1895-2025 : le cinéma, entre émerveillement et défis, souffle ses 130 bougies
Culture · Par Manuel Houssais ·Le samedi 27 décembre 2025 à 12h10
Il y a 130 ans, un samedi soir d'hiver, une poignée de Parisiens s'entassait dans le sous-sol enfumé du Grand Café, boulevard des Capucines. Personne ne savait encore que cette soirée du 28 décembre 1895 marquerait l'acte de naissance du septième art.
Les frères Lumière, Auguste et Louis, y présentaient pour la première fois au public payant leur invention révolutionnaire : le cinématographe. Parmi les « vues photographiques animées » projetées ce jour-là, « La Sortie de l'usine Lumière » ou « L'Arroseur arrosé » firent sensation. Les spectateurs, saisis par l'illusion du mouvement, crurent parfois voir un train foncer droit sur eux. Certains avouèrent plus tard avoir ressenti une pointe de peur devant ce mur qui semblait s'écrouler sous leurs yeux.
Le cinéma était né, non pas d'un coup de baguette magique, mais d'une alchimie entre technique, audace et rêve. En quelques semaines, le bouche-à-oreille transforma cette curiosité en phénomène de société. La file d'attente, d'abord discrète, déborde bientôt sur le trottoir. Le monde entier allait bientôt vibrer au rythme des images animées, et Paris, ce soir-là, devenait la capitale d'un art qui n'avait pas encore de nom.

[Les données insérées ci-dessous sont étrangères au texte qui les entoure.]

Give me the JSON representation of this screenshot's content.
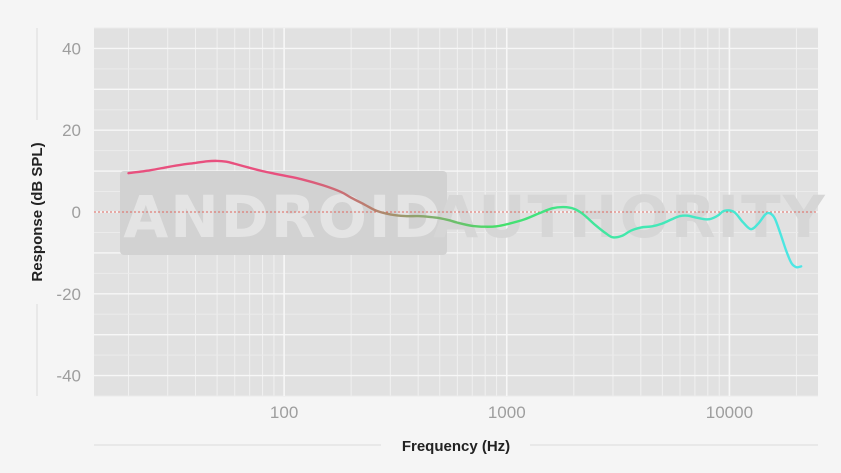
{
  "chart_data": {
    "type": "line",
    "xlabel": "Frequency (Hz)",
    "ylabel": "Response (dB SPL)",
    "x_scale": "log",
    "xlim": [
      14,
      25000
    ],
    "ylim": [
      -45,
      45
    ],
    "x_ticks": [
      100,
      1000,
      10000
    ],
    "x_tick_labels": [
      "100",
      "1000",
      "10000"
    ],
    "y_ticks": [
      40,
      20,
      0,
      -20,
      -40
    ],
    "y_tick_labels": [
      "40",
      "20",
      "0",
      "-20",
      "-40"
    ],
    "grid": true,
    "reference_line": 0,
    "watermark": [
      "ANDROID",
      "AUTHORITY"
    ],
    "series": [
      {
        "x": [
          20,
          25,
          30,
          35,
          40,
          45,
          50,
          55,
          60,
          70,
          80,
          90,
          100,
          120,
          150,
          180,
          200,
          230,
          260,
          300,
          350,
          400,
          450,
          500,
          550,
          600,
          700,
          800,
          900,
          1000,
          1200,
          1400,
          1600,
          1800,
          2000,
          2200,
          2500,
          2800,
          3000,
          3300,
          3600,
          4000,
          4500,
          5000,
          5500,
          6000,
          6500,
          7000,
          8000,
          8800,
          9500,
          10500,
          11500,
          12500,
          13500,
          14500,
          15200,
          16000,
          17000,
          18000,
          19000,
          20000,
          21000
        ],
        "values": [
          9.5,
          10.2,
          11.0,
          11.6,
          12.0,
          12.4,
          12.5,
          12.3,
          11.8,
          10.8,
          10.0,
          9.4,
          8.9,
          8.0,
          6.5,
          4.9,
          3.5,
          1.8,
          0.3,
          -0.6,
          -1.0,
          -1.0,
          -1.2,
          -1.5,
          -2.0,
          -2.6,
          -3.4,
          -3.6,
          -3.5,
          -3.0,
          -1.8,
          -0.3,
          0.9,
          1.2,
          0.8,
          -0.5,
          -3.2,
          -5.3,
          -6.2,
          -5.8,
          -4.6,
          -3.8,
          -3.5,
          -2.8,
          -1.8,
          -1.0,
          -0.9,
          -1.3,
          -1.8,
          -1.0,
          0.3,
          0.0,
          -2.5,
          -4.2,
          -2.8,
          -0.6,
          -0.3,
          -1.6,
          -5.5,
          -9.5,
          -12.5,
          -13.5,
          -13.3
        ],
        "gradient_colors": [
          "#e8507e",
          "#e8507e",
          "#b5836e",
          "#44e06a",
          "#41e8b0",
          "#4ee6e8"
        ]
      }
    ]
  }
}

L'écran géant : une expérience collective unique en difficulté
Cent trente ans plus tard, le cinéma reste un rituel, une parenthèse où l'on partage rires, frissons et émotions. Pourtant, les salles obscures traversent une zone de turbulence. En 2025, la fréquentation hexagonale accuse un recul de 15,6 % par rapport à 2024, avec seulement 155 millions d'entrées enregistrées depuis janvier. Les mois d'été, autrefois porteurs, ont peiné à redresser la barre, et même la Fête du cinéma, traditionnellement fédératrice, a vu son audience s'éroder.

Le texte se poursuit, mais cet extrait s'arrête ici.